Nitric oxide contributes to protection from tuberculosis. It is generally assumed that this protection is due to direct inhibition of Mycobacterium tuberculosis growth, which prevents subsequent pathological inflammation. In contrast, we report that nitric oxide primarily protects mice by repressing an interleukin-1- and 12/15-lipoxygenase-dependent neutrophil recruitment cascade that promotes bacterial replication. Using M. tuberculosis mutants as indicators of the pathogen’s environment, we inferred that granulocytic inflammation generates a nutrient-replete niche that supports M. tuberculosis growth. Parallel clinical studies indicate that a similar inflammatory pathway promotes tuberculosis in patients.

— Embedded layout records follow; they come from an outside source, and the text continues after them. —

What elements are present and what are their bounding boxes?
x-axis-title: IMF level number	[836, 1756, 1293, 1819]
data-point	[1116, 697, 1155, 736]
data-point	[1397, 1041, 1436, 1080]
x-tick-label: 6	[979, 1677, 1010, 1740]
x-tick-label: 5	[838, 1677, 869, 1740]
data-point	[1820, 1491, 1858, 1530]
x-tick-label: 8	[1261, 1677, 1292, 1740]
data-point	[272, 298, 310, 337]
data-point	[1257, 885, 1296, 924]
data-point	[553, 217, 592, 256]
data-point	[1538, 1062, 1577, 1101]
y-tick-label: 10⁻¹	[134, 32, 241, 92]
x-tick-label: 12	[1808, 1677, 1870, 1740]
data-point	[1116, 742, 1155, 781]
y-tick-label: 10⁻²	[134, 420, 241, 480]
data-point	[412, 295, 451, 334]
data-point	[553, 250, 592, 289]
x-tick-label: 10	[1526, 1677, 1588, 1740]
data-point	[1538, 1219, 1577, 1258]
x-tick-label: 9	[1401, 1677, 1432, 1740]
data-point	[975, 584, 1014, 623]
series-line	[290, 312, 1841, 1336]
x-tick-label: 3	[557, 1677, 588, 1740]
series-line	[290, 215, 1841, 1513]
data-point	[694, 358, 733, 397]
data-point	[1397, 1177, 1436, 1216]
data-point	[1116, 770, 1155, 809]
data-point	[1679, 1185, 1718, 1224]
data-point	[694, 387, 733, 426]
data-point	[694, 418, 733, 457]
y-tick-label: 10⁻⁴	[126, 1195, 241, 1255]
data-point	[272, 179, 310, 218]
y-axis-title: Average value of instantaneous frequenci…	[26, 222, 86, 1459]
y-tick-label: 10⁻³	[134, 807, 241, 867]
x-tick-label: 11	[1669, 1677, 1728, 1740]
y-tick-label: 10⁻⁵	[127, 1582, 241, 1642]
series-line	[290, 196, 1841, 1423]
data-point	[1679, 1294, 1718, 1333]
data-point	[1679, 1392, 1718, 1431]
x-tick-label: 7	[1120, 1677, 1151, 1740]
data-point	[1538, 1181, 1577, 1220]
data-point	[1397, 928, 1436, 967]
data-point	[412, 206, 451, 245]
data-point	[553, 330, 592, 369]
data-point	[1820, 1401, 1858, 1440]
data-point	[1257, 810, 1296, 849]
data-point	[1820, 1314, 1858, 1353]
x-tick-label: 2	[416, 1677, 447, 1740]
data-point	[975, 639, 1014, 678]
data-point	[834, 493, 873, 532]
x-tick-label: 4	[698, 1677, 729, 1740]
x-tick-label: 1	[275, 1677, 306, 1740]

The human 12/15-lipoxygenase orthologue, ALOX12, is expressed in cavitary tuberculosis lesions; the abundance of its products correlates with the number of airway neutrophils and bacterial burden and a genetic polymorphism that increases ALOX12 expression is associated with tuberculosis risk. These data suggest that M. tuberculosis exploits neutrophilic inflammation to preferentially replicate at sites of tissue damage that promote contagion.